Conteúdo deste artigo
Resíduos Sólidos Urbanos
A destinação final dos resíduos sólidos urbanos é sempre uma questão delicada para a maioria dos municípios brasileiros. O sistema historicamente utilizado de vazadouros (lixões) a céu aberto além de impactar gravemente o meio ambiente através de contaminação do solo, da atmosfera e do lençol freático ainda traz problemas à população do entorno e, frequentemente, os lixões se tornam “local de trabalho” de catadores que arriscam suas vidas em meio a montanhas de resíduos.
A saída então, para aproximadamente 40% dos municípios brasileiros (FONTE: IBGE 2000), foi a adoção de sistemas de aterro controlado ou aterro sanitário muito melhores ambiental e socialmente do que os vazadouros. Porém, o problema é que estes sistemas, embora sejam a alternativa mais viável economicamente para a maioria dos municípios brasileiros, não deixa de ser uma forma poluente de destinar os resíduos uma vez que estes permanecerão enterrados no local ainda por muito tempo, exigindo um monitorado durante anos, mesmo após o fim de seu funcionamento, com o intuito de evitar que haja contaminação dos recursos hídricos (o solo é considerado contaminado) e do ar e também para controlar os riscos de explosão (durante a decomposição dos resíduos no aterro são gerados diversos gases, alguns dos quais são altamente combustíveis).

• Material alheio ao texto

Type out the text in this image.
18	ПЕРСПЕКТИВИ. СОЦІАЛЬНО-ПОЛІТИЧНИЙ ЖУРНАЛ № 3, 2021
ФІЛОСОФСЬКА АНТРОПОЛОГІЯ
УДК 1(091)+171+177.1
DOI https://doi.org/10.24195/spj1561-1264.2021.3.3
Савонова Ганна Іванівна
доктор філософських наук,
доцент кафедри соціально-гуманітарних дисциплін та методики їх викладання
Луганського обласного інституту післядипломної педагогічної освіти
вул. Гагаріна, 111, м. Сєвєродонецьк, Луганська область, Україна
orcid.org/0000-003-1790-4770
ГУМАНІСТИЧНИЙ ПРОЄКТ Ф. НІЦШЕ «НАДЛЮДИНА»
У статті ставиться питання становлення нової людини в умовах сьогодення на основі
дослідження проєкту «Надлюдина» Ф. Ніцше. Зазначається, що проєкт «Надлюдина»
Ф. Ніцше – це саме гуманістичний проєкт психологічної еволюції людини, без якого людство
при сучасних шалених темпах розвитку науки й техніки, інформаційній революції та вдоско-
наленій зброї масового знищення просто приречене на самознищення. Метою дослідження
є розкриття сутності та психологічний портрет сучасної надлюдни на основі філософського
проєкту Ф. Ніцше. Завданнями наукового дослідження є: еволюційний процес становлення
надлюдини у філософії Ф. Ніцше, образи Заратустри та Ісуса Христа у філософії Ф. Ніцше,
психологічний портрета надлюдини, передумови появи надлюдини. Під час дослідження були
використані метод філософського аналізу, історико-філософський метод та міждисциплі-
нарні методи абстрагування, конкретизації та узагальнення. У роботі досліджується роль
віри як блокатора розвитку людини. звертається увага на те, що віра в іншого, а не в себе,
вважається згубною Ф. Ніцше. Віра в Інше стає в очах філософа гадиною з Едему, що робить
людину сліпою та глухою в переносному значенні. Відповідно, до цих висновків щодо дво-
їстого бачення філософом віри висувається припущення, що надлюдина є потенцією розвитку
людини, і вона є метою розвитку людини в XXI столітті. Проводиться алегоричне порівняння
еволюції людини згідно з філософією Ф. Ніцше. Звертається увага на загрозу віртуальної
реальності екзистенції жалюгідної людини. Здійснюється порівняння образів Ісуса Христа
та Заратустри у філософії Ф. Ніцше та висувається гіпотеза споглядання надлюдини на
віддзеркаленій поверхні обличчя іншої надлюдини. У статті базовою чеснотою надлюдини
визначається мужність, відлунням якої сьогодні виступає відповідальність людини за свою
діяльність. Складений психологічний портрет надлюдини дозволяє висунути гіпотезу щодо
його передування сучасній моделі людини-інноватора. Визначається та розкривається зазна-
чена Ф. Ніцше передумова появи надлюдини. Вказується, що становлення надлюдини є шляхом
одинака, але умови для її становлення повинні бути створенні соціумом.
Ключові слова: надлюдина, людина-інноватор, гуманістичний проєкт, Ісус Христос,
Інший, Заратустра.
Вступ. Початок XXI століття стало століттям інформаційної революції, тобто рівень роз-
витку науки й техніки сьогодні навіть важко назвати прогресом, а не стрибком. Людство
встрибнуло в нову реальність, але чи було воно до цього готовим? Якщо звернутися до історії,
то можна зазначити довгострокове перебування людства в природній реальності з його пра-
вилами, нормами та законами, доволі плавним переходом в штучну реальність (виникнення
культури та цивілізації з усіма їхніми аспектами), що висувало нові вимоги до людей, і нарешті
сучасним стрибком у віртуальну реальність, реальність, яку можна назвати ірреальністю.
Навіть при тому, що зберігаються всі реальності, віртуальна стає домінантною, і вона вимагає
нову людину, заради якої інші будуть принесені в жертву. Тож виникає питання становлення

Não que o aterro sanitário seja uma forma incorreta de destinação. Em curto prazo ele é a melhor saída para os municípios que dispõem de pouca verba e precisam de uma solução rápida. Porém a longo prazo haverá a necessidade de escolher outro local para o descarte dos resíduos enquanto a área utilizada até então permanecerá imprópria para muitos usos durante um bom período.
Desta forma, diversos países no mundo todo, principalmente na Europa, têm adotado medidas de destinação dos resíduos alternativas, de maneira a diminuir a quantidade do que deve ser enterrado e, algumas delas, ainda contam com a possibilidade de gerar energia elétrica.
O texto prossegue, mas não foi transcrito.